Of course, it is actually even more useful for tethereal users since it can
be scripted.
tethereal -n -r foo.cap.gz -z rpc,rtt,100003,3
Creates a text table after all other output similar to the png from
ethereal.
What the magic numbers 100003 and 3 refer to i leave as an excersise for the
reader.
or
tethereal -n -r foo.cap.gz -z rpc,rtt,100003,3,nfs.fh.hash==0x12345678
(for stats for a specific file, when filtering for nfs.fh.hash, dont
forget to enable the nfs.fhandle_find_... option)
For tethereal powerusers:
This uses magic to create one RPC RTT stat for each and every NFS file that
exists
in the capture:
tethereal -V -n -r foo.cap.gz | grep hash | sed -e "s/.*hash: //" | sort |
uniq | while read HASH ;do
tethereal -n -r foo.cap.gz -o "nfs.fhandle_find_bith_reqrep:TRUE" -z
"rpc,rtt,100003,3,nfs.fh.hash==$HASH" | tail -27
done
This first scans the capture to find all filehandle hashses,
then for each hash it calls tethereal again to generate rtt stats for that
particular file.
tethereal is called once for each hash. performance can be improved if it is
rewritten to only call tethereal once here but with multiple -z commands.
one -z for each hash.
This is quite powerful and something i dont think any other tool can do.

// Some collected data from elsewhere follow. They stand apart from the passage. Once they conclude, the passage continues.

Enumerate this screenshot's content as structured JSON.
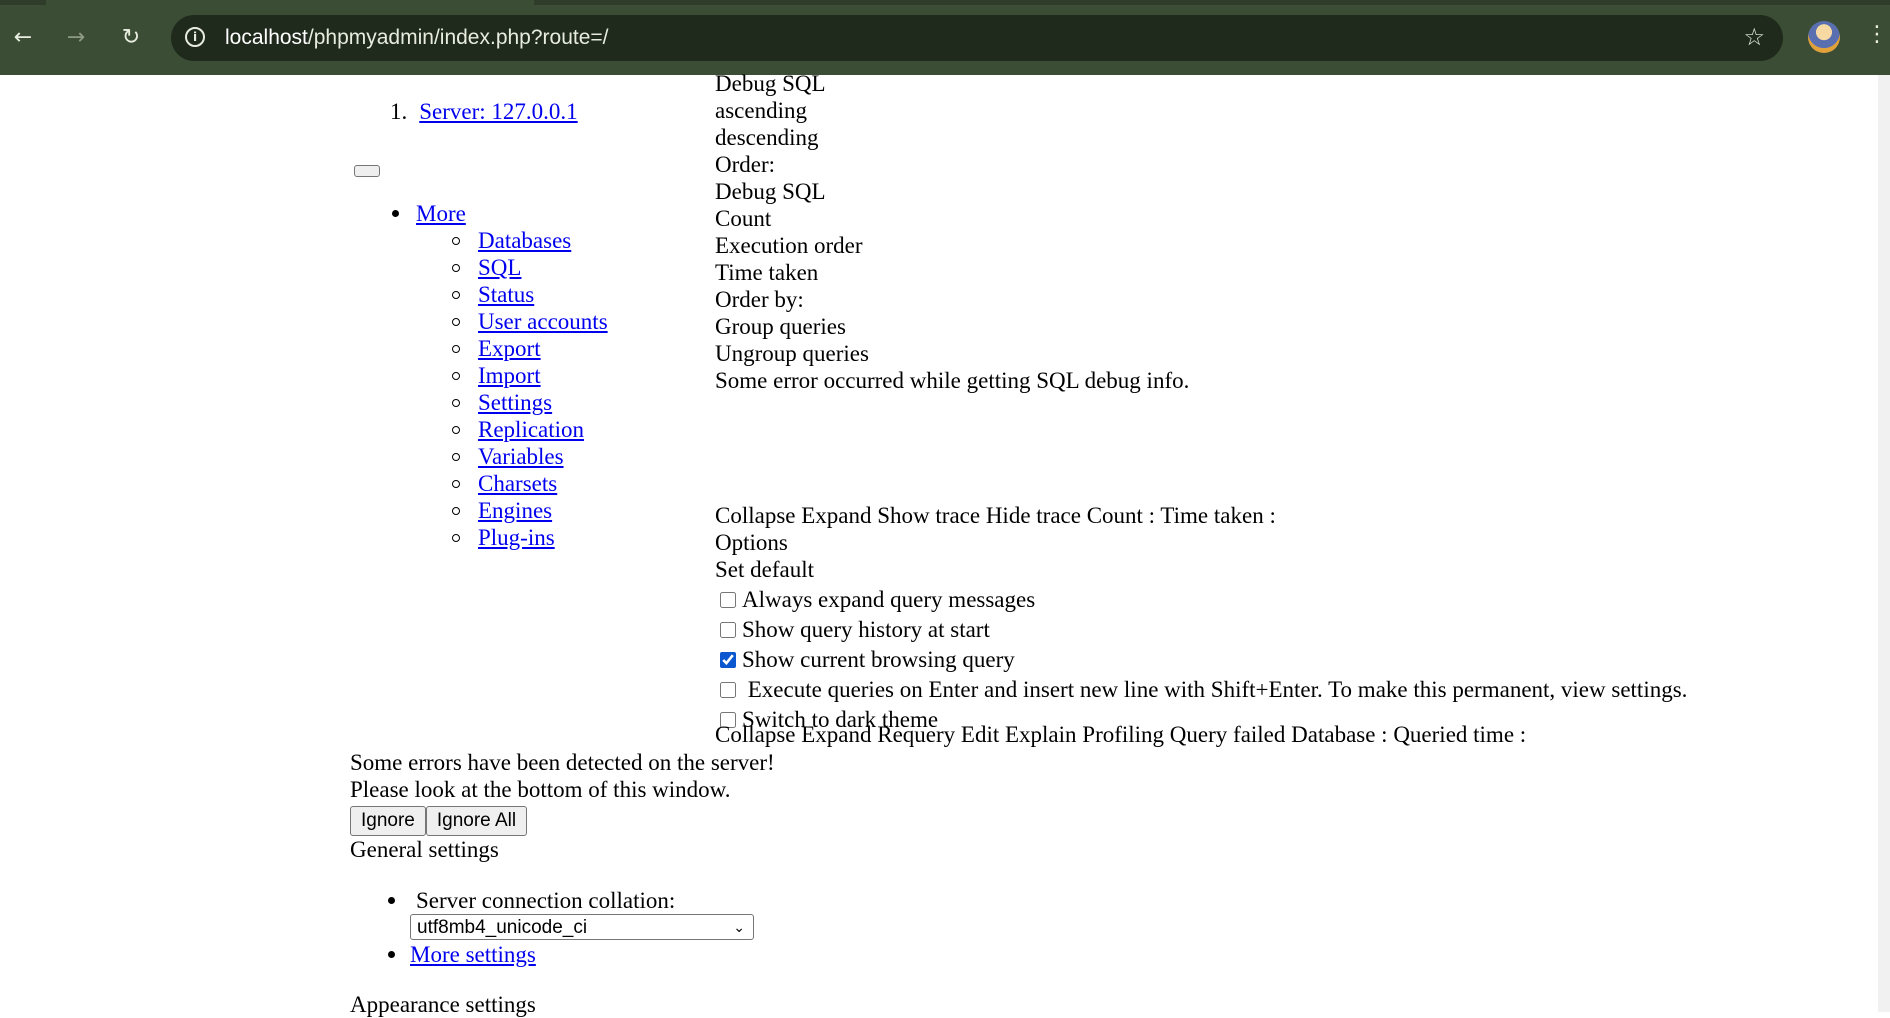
{
  "browser": {
    "url_host": "localhost",
    "url_path": "/phpmyadmin/index.php?route=/",
    "back_icon": "arrow-left",
    "forward_icon": "arrow-right",
    "reload_icon": "reload",
    "star_icon": "star-outline",
    "menu_icon": "vertical-dots"
  },
  "breadcrumb": {
    "number": "1.",
    "server_label": "Server: 127.0.0.1"
  },
  "menu": {
    "more_label": "More",
    "items": [
      " Databases",
      " SQL",
      " Status",
      " User accounts",
      " Export",
      " Import",
      " Settings",
      " Replication",
      " Variables",
      " Charsets",
      " Engines",
      " Plug-ins"
    ]
  },
  "debug": {
    "lines": [
      "Debug SQL",
      "ascending",
      "descending",
      "Order:",
      "Debug SQL",
      "Count",
      "Execution order",
      "Time taken",
      "Order by:",
      "Group queries",
      "Ungroup queries",
      "Some error occurred while getting SQL debug info."
    ],
    "toolbar": "Collapse Expand Show trace Hide trace Count : Time taken :"
  },
  "options": {
    "title": "Options",
    "set_default": "Set default",
    "checkboxes": [
      {
        "label": "Always expand query messages",
        "checked": false
      },
      {
        "label": "Show query history at start",
        "checked": false
      },
      {
        "label": "Show current browsing query",
        "checked": true
      },
      {
        "label": " Execute queries on Enter and insert new line with Shift+Enter. To make this permanent, view settings.",
        "checked": false
      },
      {
        "label": "Switch to dark theme",
        "checked": false
      }
    ],
    "query_bar": "Collapse Expand Requery Edit Explain Profiling Query failed Database : Queried time :"
  },
  "errors": {
    "line1": "Some errors have been detected on the server!",
    "line2": "Please look at the bottom of this window.",
    "ignore": "Ignore",
    "ignore_all": "Ignore All"
  },
  "general": {
    "title": "General settings",
    "collation_label": "Server connection collation:",
    "collation_value": "utf8mb4_unicode_ci",
    "more_settings": " More settings"
  },
  "appearance": {
    "title": "Appearance settings"
  },
  "colors": {
    "chrome_bg": "#3b4d34",
    "omnibox_bg": "#1f2a1c",
    "link": "#0000ee",
    "checkbox_accent": "#0b57d0"
  }
}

If you are getting ideas about DCE-RPC stats like this. Probably very easy
to implement but first DCERPC must be enhanced to calculate and display the
RTT as ONC-RPC does.
This is trivial and probably consists of like 10-15 lines basically copied
from packet-rpc.c
We could start generating stats for any interesting protocol this way. I
started with ONCRPC since it was easiest and it would automagically cover
some 20-25 interesting higher protocols.
DCERPC would definitely be good to have.
Then specific ones such as DNS, SMB,ARP,ICMP-echo, ...
----- Original Message -----
From: "Jaime Fournier"
> Looks very interesting.
> Any way to generate this stuff from tethereal?